Book Review: Hope’s Design by Dawn Kinzer
Sandra Ardoin @SandraArdoin
Hope’s Design is Book Two of Dawn Kinzer’s The Daughters of Riverton series. You’ll find the review of the first book, Sarah’s Smile, here.
It’s 1904 and Hope Andrews wants nothing more than to be a fashion designer creating patterns for the Butterick company and their premier fashion magazine “The Delineator.” So far, she’s faced only rejection, which sometimes affects her faith.

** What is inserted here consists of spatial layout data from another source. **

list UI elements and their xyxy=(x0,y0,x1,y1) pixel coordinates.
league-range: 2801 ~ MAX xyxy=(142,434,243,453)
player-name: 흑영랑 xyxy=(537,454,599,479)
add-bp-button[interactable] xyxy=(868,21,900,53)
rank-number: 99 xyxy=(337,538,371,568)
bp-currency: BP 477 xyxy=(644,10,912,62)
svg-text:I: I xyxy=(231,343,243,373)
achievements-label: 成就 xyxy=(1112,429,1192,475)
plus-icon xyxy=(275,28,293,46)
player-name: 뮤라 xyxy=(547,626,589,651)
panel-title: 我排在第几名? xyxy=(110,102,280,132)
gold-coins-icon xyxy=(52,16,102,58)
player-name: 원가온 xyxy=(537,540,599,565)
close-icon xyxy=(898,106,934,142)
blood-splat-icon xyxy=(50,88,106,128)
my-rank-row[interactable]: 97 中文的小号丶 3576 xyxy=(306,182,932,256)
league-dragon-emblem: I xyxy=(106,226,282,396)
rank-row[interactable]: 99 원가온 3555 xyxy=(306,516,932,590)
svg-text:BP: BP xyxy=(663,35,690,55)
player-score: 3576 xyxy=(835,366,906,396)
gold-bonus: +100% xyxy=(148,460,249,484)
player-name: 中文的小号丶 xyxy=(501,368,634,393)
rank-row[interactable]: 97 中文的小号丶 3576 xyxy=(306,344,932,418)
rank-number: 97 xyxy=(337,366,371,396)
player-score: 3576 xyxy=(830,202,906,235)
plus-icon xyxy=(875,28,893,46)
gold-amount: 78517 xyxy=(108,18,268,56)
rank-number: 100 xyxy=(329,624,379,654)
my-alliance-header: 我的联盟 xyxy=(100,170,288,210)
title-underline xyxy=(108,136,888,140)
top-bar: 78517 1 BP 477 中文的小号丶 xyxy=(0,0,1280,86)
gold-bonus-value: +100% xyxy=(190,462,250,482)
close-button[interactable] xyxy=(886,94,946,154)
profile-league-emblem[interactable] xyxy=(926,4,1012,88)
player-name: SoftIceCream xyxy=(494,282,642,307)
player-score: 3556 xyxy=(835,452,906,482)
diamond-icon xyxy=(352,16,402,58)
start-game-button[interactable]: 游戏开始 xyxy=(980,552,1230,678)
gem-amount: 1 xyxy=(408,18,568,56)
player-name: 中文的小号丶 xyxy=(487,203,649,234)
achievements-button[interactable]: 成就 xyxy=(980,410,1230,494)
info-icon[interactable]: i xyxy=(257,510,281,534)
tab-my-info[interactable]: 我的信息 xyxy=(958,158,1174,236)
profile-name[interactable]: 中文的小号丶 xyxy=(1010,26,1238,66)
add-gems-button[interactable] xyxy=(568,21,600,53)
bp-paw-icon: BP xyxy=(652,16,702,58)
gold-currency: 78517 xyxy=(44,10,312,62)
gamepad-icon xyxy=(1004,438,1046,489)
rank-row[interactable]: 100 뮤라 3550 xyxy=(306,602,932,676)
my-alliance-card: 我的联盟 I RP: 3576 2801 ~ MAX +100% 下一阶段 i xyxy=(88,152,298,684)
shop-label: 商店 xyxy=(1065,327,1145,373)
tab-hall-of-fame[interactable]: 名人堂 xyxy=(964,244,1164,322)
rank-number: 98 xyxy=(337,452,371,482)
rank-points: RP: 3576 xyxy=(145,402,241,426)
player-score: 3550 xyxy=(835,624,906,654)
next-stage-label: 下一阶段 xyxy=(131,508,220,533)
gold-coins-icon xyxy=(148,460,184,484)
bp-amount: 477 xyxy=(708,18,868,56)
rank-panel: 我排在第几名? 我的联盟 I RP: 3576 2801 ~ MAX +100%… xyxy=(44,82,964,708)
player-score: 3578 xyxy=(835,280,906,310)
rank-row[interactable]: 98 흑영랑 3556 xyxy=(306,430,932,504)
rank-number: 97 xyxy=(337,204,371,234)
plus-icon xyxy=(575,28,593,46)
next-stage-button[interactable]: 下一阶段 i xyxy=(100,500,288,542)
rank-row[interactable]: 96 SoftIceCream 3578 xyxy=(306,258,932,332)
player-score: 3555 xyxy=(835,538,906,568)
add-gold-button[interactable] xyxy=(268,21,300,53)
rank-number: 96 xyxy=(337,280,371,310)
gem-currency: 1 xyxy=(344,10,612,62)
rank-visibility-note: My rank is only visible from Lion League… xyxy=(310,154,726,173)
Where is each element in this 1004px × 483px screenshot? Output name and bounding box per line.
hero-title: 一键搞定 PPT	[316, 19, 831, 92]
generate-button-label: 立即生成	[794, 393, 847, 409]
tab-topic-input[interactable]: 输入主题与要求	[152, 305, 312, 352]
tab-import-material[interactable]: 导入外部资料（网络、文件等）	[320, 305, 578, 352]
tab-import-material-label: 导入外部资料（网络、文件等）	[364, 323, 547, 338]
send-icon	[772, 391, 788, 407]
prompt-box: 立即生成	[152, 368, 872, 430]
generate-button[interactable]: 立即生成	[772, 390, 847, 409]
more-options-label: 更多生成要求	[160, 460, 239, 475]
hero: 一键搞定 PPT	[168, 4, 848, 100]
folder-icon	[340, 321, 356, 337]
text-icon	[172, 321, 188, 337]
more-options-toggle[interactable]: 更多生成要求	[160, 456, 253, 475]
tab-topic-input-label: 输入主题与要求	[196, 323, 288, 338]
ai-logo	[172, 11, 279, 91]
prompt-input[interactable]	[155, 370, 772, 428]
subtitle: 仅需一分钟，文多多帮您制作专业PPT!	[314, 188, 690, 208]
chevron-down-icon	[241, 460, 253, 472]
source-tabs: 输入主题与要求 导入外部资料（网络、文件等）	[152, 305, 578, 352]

Hope fingered the sketch pad in her lap. Discouraged by the rejections she’d received after submitting several dress designs, her parents had tried to convince her that God had given her creative abilities for a purpose beyond what she could even imagine. Hope desperately wanted to believe that possibility, but sometimes her faith waned. Her parents’ enthusiasm came from experience. God always used them in big ways, no matter where they ventured. Somehow they knew the right things to say and do—as though the Almighty whispered instructions whenever they needed a little help. As much as she wanted to be like them, Hope didn’t even come close.
An abusive suitor and absent parents send Hope to Riverton to stay with her cousin. There, she meets Ben Greene, an incredible artist who, due to a past circumstance, doesn’t believe he deserves to use his art to make a living. Hope, in her desire to help others, sometimes plunges ahead without checking first to be sure that person wants her help. Ben is one of those people.
I took a great deal of pleasure from reading this book with its endearing (though imperfect) characters. Hope is kind and sympathetic, yet ambitious. She wants to do what is right for others, while at the same time, dealing with a bit of envy over their success. Aren’t we all a little like her? No matter how good our intentions and how much we cheer for others, we can be hit with an unwanted twinge of envy over someone’s success while we flounder in our own attempts. As a writer, I will confess that I know it too well.
I think of the writing as “soft”—a gentle watercolor as opposed to the often bold and bright images of modern art. In fact, the writing very much matches the tone of the cover. And, without spoiling the ending, I’ll say I was pleased by the way Ms. Kinzer didn’t quite take the expected way out.
For a read that gives you a satisfied “Ahh…” feeling, I recommend Hope’s Design.
What was the last “watercolor” book you read?